Three other potential fibre laser machine suppliers were considered before the ByStar Fiber 3015 was purchased. The Swiss-built Bystronic equipment was deemed to be preferable, due not only to what at the time was its uniquely high-power, but also to its top quality build and complimentary comments from other users.

A further advantage was the 30-plus service engineers employed by Bystronic UK. Eastern Attachments was already aware of the effectiveness of the supplier’s service department, having used the company’s shearing and press braking machines for several years. Prompt service to maintain high uptime of the ByStar Fiber 3015 is crucial, as it produces nearly all attachment components in the Norfolk facility, with the one remaining plasma machine cutting a small amount of material up to 40mm thick.

The 3 metre by 1.5 metre capacity fibre laser cutter, equipped with a ByTrans Cross for sheet storage and automated material handling to and from the machine, was installed at the beginning of summer 2017, just in time to prevent the need for a second shift on the two manually-loaded plasma cutters. The scale of the difficulty Eastern Attachments was facing can be gauged from the facts that its current factory was built to manufacture 900 units per month, yet in September this year more than 2,000 units were produced.

Achieving more than double the originally planned output was only possible due to automation of the fibre laser cutter. Mr Leslie estimates that the cell, which runs around the clock with eight hours of operator attendance, can typically produce as much in 24 hours as a manually-loaded plasma machine produces in five 8-hour day shifts.

When processing mild steel 5mm thick or less, the productivity improvement is much higher. The sheer speed of fibre laser cutting means that what would take eight hours on a plasma cutter can be achieved in one hour by the fibre laser cell.

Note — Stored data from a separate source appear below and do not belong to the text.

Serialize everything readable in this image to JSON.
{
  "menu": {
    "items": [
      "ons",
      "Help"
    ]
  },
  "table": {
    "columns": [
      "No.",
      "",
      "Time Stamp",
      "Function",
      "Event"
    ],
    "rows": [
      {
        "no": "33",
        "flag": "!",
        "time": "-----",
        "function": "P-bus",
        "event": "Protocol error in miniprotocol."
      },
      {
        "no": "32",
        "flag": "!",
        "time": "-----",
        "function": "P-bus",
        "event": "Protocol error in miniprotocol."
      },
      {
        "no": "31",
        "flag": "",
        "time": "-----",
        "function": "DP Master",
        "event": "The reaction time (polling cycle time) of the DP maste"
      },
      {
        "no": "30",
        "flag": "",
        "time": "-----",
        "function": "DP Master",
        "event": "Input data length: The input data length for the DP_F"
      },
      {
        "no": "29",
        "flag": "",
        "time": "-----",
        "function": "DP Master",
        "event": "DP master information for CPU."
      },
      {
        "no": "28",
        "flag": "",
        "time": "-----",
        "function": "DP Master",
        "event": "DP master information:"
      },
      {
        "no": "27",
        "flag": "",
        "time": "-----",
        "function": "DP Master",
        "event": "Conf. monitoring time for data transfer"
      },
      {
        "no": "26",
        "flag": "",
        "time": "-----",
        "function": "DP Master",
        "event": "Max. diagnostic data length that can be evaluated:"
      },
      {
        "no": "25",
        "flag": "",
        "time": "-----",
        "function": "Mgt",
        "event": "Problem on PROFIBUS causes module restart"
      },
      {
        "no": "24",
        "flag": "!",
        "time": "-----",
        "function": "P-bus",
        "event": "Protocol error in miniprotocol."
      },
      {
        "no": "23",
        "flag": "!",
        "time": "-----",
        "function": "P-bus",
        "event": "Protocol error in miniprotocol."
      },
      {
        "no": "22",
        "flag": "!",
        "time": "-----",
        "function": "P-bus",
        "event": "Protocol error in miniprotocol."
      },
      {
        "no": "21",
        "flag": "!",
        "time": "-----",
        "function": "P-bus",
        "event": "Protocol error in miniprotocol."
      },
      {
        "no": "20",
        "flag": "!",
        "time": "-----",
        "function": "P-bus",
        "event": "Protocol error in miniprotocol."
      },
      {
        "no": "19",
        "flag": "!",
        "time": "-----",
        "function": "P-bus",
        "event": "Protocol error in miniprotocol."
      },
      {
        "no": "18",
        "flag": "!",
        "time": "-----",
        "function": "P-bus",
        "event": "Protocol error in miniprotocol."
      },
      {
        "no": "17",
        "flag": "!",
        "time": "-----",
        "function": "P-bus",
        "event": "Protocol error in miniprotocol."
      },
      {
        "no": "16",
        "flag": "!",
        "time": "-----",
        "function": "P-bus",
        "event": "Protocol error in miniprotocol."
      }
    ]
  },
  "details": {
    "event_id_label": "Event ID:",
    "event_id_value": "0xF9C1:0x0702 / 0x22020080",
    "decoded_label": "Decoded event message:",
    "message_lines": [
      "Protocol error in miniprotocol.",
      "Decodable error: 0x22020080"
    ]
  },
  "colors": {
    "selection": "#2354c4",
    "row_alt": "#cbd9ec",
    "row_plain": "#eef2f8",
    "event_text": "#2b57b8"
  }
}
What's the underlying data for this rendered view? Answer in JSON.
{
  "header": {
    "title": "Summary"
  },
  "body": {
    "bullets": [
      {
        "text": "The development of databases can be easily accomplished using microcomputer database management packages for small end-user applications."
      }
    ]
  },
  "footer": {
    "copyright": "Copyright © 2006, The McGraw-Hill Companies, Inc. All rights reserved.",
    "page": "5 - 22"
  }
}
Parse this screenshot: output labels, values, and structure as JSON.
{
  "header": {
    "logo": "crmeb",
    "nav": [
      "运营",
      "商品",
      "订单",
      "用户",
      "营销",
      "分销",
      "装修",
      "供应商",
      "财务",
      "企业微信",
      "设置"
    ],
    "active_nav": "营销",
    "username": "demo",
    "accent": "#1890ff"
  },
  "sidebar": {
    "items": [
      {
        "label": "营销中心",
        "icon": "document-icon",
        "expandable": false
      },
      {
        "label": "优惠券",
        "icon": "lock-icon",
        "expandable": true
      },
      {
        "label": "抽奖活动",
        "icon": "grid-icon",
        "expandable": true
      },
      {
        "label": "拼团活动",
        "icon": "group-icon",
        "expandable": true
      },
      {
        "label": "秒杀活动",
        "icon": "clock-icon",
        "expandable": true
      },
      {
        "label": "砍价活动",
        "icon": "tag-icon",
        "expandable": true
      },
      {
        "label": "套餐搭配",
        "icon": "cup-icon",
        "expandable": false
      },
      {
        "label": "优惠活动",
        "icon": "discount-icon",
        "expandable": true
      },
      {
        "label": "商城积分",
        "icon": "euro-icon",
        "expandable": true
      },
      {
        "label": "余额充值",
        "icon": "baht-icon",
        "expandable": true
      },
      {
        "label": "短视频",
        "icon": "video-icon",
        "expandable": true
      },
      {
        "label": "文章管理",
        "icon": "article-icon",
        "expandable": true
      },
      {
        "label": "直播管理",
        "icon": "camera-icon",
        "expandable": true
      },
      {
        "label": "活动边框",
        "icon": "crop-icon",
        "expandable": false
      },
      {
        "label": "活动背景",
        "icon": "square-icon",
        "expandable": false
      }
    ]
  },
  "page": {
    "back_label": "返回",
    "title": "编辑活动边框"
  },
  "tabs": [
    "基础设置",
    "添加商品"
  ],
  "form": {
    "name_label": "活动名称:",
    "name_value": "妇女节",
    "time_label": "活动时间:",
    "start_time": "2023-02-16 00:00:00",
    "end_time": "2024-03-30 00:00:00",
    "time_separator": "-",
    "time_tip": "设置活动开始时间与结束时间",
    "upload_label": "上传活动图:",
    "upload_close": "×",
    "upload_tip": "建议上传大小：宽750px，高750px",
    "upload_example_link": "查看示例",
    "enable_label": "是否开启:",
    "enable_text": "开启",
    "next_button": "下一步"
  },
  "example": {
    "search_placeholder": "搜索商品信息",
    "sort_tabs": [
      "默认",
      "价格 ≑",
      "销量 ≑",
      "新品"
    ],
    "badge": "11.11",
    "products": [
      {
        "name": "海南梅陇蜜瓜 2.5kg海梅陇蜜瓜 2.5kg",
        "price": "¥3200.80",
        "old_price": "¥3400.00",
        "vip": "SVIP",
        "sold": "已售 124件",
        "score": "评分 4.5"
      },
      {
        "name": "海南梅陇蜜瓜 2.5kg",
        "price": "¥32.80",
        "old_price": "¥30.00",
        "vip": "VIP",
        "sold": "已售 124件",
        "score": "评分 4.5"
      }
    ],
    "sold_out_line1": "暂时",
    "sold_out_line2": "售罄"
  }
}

Even on thicker gauges, where laser cutting speed is broadly similar to that of a plasma machine, the Bystronic saves time through faster rapid traverse from pierce to pierce and automated loading and unloading of sheet in under one minute, compared with 20 minutes manual load/unload on a non-automated machine.

Daniel Leslie concluded, “The Bystronic has allowed us to increase cut part production dramatically in a small footprint, at the same time raising dimensional accuracy and edge quality. Fabrication is easier, the end products are improved and rework is eliminated.

“We are about to build a new factory nearby that will be four times the size of our existing facility and will be moving within two years. It will allow us to expand even faster into new markets, grow our exports and prevent us from turning away work through lack of production capacity.”